Deux aspects de l’étude sont particulièrement remarquables. Le premier est l'idée d'un modèle de prédiction personnalisé de l'atrophie longitudinale du cerveau, basé sur l'hypothèse de propagation trans-neuronale. La seconde est l'introduction d'un concept appelé «risque nodal», qui est une mesure du risque régional de l'atrophie future basée sur le degré d'atrophie de base dans les régions hautement fonctionnellement connectées. Comparée aux approches précédentes au niveau du groupe, une métrique individualisée du taux et de la directionnalité de l'atrophie cérébrale imminente a d'importantes ramifications potentielles pour la pratique clinique et les essais cliniques. Par exemple, l’atrophie cérébrale étant intimement liée à la progression clinique de la maladie, cette méthode basée sur la connectivité peut s’avérer utile pour le pronostic de diverses maladies neurodégénératives. En outre, les groupes placebo et traitement pourraient être soigneusement comparés aux taux d'atrophie attendus au cours des essais cliniques. De plus, l’identification d’un groupe de «progresseurs rapides» peut permettre un dépistage plus efficace des candidats-médicaments (c'est-à-dire une durée plus courte et moins de personnes).

Les chercheurs ont constaté que le taux de perte de volume différait selon les régions du cerveau. Pour la plupart, ces modèles d’atrophie s’apparentaient assez bien, avec un coefficient de corrélation de 0,65. Pour 16 patients, dont 13 avec bvFTD, le modèle n'a pas permis de prédire la perte de volume, avec un coefficient de corrélation moyen de -0,04. La plupart de ces patients avaient une atrophie initiale limitée et un épicentre confus. La plus forte contraction s’est produite non pas chez les épicentres eux-mêmes, mais chez leurs voisins de premier degré. Peut-être que l'épicentre avait déjà dégénéré autant qu'il le ferait, alors que les voisins du premier degré commençaient tout juste à commencer, ont psupposé les auteurs. "Cela a des implications fondamentales pour les essais cliniques qui utiliseraient des index dérivés de l'imagerie comme résultat", a écrit Bejanin. "Les meilleures régions pour évaluer l'effet des médicaments modificateurs de la maladie ne devraient pas être celles qui sont principalement visées par la maladie, ni les plus atrophiées, mais celles qui sont le plus connectées à ces régions."
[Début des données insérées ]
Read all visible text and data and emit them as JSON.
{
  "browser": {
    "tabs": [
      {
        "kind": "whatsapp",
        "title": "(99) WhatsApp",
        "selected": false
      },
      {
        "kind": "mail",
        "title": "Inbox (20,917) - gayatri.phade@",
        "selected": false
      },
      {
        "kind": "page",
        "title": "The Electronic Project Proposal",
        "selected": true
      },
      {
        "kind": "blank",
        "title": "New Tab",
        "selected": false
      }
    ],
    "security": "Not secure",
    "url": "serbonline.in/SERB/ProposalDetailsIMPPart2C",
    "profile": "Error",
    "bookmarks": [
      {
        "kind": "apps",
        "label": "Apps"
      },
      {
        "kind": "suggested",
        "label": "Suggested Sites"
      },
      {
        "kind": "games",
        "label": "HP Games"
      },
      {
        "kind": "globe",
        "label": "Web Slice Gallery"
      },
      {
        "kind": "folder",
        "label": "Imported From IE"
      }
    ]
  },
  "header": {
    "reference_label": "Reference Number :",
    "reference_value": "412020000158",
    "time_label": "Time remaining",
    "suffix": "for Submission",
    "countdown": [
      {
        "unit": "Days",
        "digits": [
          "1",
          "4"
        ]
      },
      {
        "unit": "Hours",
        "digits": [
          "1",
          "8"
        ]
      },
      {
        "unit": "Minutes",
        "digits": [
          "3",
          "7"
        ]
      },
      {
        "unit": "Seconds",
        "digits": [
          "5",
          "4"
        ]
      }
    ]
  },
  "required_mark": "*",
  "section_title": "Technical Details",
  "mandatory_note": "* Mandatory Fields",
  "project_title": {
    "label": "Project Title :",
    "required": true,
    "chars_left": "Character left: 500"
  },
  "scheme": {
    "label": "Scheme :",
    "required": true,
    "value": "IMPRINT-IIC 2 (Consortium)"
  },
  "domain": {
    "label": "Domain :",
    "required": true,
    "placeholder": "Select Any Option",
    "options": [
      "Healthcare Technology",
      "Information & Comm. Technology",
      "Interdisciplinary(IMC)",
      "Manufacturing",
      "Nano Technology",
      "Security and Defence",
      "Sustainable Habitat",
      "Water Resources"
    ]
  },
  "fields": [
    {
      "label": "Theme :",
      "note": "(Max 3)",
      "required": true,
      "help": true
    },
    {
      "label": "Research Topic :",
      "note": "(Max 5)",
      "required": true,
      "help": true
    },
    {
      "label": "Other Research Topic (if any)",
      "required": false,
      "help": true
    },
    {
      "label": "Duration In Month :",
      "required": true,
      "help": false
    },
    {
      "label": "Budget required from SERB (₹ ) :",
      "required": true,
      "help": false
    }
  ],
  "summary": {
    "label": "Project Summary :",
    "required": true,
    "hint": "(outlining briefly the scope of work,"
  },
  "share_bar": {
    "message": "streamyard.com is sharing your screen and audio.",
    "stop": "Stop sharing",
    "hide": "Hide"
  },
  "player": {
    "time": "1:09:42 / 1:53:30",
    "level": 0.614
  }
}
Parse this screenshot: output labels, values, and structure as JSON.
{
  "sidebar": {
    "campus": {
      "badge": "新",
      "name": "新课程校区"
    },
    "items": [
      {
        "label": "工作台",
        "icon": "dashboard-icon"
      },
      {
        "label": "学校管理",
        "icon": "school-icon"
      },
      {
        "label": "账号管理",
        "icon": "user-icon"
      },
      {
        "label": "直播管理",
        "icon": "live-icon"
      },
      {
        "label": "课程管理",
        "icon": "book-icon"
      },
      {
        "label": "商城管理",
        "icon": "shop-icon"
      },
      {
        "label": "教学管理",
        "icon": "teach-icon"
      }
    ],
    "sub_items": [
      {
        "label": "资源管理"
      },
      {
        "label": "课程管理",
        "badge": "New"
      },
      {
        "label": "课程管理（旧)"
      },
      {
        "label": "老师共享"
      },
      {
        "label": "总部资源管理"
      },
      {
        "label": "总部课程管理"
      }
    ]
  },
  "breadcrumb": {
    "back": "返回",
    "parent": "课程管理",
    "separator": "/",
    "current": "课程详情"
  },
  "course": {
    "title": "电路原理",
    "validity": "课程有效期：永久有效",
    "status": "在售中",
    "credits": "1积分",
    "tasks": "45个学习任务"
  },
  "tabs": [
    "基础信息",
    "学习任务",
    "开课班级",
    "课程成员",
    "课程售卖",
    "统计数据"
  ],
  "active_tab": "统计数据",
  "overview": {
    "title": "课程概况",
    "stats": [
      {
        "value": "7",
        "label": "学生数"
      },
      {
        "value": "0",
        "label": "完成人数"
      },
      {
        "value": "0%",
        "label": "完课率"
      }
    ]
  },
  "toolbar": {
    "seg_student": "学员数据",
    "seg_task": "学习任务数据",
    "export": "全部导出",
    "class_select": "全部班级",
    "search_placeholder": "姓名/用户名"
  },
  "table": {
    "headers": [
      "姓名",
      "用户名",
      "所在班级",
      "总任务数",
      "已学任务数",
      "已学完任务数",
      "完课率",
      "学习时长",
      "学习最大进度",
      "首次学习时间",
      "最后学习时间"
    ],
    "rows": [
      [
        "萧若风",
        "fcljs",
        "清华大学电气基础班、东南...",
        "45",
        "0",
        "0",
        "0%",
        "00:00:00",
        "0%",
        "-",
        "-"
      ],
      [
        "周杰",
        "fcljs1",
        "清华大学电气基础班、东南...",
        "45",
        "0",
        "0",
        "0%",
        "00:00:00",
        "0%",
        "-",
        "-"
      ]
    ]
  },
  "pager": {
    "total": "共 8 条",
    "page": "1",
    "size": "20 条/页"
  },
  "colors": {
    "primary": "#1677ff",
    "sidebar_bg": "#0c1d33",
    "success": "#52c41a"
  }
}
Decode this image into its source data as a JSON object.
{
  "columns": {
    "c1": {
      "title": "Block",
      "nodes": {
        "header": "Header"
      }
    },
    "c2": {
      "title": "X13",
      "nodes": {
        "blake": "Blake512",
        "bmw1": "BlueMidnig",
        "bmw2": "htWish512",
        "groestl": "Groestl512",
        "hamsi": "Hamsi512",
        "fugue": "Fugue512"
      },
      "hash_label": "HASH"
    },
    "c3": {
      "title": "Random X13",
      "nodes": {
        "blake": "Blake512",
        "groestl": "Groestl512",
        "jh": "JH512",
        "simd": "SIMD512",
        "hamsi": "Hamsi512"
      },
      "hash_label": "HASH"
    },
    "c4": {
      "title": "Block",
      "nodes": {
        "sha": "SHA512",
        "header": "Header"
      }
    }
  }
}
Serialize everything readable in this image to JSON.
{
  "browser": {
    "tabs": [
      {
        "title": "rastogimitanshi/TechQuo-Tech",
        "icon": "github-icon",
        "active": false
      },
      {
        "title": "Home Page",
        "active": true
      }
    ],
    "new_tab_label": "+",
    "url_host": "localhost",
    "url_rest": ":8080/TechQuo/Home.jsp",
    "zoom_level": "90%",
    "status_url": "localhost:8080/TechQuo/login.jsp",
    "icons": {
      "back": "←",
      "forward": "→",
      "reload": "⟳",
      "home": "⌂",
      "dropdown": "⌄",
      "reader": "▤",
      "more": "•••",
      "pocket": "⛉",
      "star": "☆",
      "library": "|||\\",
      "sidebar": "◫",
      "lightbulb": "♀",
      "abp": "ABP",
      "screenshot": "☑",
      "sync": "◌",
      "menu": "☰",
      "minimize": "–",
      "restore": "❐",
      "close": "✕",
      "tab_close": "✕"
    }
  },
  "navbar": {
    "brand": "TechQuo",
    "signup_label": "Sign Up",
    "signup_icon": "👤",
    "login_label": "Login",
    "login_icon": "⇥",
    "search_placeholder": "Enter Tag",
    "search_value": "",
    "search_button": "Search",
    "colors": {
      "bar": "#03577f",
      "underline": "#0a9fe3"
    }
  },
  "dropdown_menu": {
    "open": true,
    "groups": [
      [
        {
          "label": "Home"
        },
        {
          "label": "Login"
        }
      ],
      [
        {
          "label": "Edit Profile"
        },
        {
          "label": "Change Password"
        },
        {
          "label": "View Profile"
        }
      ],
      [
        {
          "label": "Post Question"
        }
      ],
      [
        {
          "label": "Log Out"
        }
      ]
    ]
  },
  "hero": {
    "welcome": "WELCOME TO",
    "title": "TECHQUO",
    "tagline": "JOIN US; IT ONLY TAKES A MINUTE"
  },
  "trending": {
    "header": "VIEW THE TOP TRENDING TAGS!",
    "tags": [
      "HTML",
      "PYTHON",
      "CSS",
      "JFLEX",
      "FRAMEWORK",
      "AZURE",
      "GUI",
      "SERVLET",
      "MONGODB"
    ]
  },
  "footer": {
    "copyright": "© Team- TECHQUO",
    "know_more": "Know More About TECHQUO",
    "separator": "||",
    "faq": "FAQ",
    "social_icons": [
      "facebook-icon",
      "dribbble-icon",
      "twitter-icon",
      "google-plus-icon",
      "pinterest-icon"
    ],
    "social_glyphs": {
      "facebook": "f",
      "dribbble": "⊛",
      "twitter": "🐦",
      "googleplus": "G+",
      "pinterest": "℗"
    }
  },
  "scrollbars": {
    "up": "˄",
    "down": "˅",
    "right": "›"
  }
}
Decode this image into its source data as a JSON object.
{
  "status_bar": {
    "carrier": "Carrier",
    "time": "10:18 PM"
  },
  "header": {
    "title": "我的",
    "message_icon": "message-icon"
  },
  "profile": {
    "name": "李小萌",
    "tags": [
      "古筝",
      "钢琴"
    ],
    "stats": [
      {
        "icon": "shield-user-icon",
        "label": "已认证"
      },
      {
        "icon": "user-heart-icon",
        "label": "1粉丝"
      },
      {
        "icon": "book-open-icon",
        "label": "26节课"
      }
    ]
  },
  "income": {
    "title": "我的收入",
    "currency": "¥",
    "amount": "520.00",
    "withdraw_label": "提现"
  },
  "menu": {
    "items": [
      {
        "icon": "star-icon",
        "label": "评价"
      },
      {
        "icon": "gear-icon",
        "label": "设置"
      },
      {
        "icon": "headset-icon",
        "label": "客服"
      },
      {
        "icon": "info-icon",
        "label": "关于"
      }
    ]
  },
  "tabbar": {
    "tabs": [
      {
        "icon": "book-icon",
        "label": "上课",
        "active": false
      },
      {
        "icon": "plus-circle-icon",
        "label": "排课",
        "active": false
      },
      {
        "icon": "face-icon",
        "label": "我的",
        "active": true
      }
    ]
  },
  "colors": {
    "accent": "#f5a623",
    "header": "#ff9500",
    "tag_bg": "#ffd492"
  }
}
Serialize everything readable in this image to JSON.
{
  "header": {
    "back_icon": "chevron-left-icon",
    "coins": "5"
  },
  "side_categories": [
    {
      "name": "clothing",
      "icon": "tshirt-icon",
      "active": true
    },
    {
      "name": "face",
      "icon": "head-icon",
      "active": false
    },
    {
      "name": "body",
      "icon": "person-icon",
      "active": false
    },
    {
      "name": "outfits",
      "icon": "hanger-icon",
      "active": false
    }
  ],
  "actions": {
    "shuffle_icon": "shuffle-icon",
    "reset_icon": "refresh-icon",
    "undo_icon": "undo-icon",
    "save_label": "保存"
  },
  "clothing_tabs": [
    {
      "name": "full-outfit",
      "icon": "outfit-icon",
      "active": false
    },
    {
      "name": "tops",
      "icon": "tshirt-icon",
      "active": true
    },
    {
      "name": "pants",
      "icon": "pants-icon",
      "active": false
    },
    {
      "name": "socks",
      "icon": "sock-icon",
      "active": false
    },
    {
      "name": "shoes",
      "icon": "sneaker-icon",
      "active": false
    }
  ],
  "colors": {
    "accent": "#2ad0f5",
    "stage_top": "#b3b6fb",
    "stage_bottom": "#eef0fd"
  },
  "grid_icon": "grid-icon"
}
La méthode nécessite des informations importantes sur le schéma neurodégénératif émergent, ce qui peut entraver l'application aux premiers stades de la maladie. Elle n’est pas encore suffisamment raffiné pour pouvoir être utilisé dans les essais cliniques. Dans cette étude, les données regroupées sur le connectome fonctionnel d’un groupe de personnes en bonne santé étaient utilisées pour prédire la connectivité, mais que l’utilisation du connectome propre à un patient améliorerait probablement les prévisions. Avec une meilleure précision, ce modèle pourrait fournir un indicateur de validation de principe pour les essais cliniques de stade précoce à intermédiaire. Par exemple, si une thérapie entraîne moins d'atrophie que prévu, elle pourrait encourager les parties prenantes à procéder à un essai de confirmation.

Cepeandant, bien qu’elle soit fortement corrélée, l’atrophie n’est pas équivalente à la pathologie sous-jacente. Ainsi, certains des effets directs de la pathologie sur la cognition et/ou le comportement (c’est-à-dire sans médiation par une atrophie) peuvent ne pas être capturés.

un objectif plus lointain est de prédire suffisamment l'atrophie pour prévnir les patients sur les symptômes auxquels ils peuvent s'attendre à l'avenir. Ce modèle pourrait être utile dans d’autres maladies neurodégénératives, y compris la maladie d’Alzheimer, bien que la double protéinopathie de l’Aβ et de la protéine Tau rende probablement la situation plus compliquée.